The chance of getting infected with HIV is greater during anal sex than during vaginal sex, because the mucous membranes of the anus are more easily permeable than the mucous membranes of the vagina. The intestinal mucosa absorb the HIV virus easily because of their absorbent function. In addition, the mucous membranes of the anus are more vulnerable. This makes it easier to cause small wounds in this mucous membrane during anal sex. These wounds are a gateway for the HIV virus.
Optimal spread of HIV through changing sexual roles
The risk of HIV infection during anal sex is about 18 times greater than during vaginal intercourse. The ‘receiving’ partner during anal sex is more at risk of becoming infected with HIV than the partner who is penetrating. The spread of HIV among homosexual men is optimized because they often have a varying role in the ‘receiving’ and ‘giving’ of anal sex.
More chance of HIV due to loose partners
Many gay men have separate partners. If they have a permanent partner, there is often a so-called ‘open relationship’. They are therefore often sexually active outside of their relationship. A recent study showed that 41.3% of all gay couples have ‘open sexual arrangements’. Because both in the permanent relationship and in the outside world (also) are suffering insecure, there is an increased risk of being infected with HIV.
Risk of other STDs
An additional factor is that unsafe anal sex with changing partners also increases the risk of other STIs . In recent years, more and more STDs have been diagnosed among homosexual men. Because someone with an STD is more likely to contract HIV, this is one of the causes of a relatively large number of HIV infections in the gay scene.
HIV is a serious condition that you should try to prevent at all times. Although this virus infection can be treated well with HIV inhibitors , the symptoms of HIV symptoms often fail, but healing is not yet possible. Once you have contracted HIV, you will never get rid of it again. So safe sex. But how do you do that exactly?
- Always use a good condom in combination with a lubricant during anal sex . Condoms with a CE mark are suitable for anal sex. Never use a condom whose expiration date has expired. These cracks are easier. By using sufficient lubricant, you reduce the risk of the condom tearing. NB: Always wear a condom with you. Condom use must be self-evident;
- Piping is only safe if no sperm enters your mouth;
- Use a band or cut condom during rimming. If you do not, there is a risk of HIV transmission when there is hemorrhoids or blood due to anal contact;
- Do not share sex toys.
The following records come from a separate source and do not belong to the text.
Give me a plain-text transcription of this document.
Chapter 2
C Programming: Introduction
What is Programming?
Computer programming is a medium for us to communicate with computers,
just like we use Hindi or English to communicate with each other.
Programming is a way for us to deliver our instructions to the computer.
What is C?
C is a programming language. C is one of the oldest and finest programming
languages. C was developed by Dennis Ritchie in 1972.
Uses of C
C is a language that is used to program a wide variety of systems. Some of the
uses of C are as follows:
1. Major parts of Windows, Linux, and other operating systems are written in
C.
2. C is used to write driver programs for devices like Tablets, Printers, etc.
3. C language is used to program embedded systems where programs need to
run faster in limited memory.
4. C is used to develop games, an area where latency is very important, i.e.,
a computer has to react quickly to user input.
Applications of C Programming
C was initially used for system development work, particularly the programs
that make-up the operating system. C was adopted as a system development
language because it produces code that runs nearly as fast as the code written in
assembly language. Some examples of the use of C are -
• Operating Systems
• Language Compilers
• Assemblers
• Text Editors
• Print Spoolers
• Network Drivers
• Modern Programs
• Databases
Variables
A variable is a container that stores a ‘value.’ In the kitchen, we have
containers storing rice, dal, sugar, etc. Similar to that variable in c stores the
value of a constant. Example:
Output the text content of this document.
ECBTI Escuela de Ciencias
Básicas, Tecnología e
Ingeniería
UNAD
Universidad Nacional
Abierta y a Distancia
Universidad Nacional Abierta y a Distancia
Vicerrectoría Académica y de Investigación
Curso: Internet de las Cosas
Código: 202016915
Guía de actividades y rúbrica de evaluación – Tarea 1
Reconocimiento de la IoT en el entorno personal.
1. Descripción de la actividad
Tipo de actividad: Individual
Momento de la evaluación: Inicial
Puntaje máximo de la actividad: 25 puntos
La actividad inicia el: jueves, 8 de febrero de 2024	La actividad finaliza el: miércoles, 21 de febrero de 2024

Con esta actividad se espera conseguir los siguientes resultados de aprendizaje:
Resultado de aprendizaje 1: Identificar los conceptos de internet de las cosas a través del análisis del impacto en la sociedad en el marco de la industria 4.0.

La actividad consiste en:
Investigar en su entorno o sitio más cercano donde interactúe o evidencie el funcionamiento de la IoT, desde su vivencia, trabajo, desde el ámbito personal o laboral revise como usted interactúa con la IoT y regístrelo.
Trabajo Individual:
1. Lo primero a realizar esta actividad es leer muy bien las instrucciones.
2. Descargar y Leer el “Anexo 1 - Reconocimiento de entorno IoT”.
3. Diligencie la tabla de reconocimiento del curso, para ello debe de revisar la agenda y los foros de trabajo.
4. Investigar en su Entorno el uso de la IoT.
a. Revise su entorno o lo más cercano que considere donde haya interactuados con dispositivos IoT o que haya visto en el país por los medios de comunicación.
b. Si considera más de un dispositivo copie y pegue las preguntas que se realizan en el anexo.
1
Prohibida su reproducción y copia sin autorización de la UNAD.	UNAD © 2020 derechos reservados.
If sperm, pre-fluid or blood is present here, the HIV virus can be transmitted;
- Choose less risky sex techniques, such as subtracting each other. Note that fingering is risky when there is sperm, pre-cum or blood on the fingers.
Testing for HIV
Relatively many HIV carriers only discover that they are infected with HIV if their immune system is so weakened that they get sick every time. They already have AIDS. In the meantime, they have been able to infect their sex partner (s) all the time. This contributes greatly to the spread of HIV virus among homosexual and bisexual men.
For men who have unsafe sex with changing, male partners, it is therefore very important to regularly (at least once every 6 months) to have HIV tested. This can be done at the GP, the GGD and through an HIV self-test. Those who turn out to be HIV positive can then be treated immediately. This way it can be prevented that they develop AIDS and that they spread the HIV virus further. Partner warning is also very important to prevent further spread of HIV.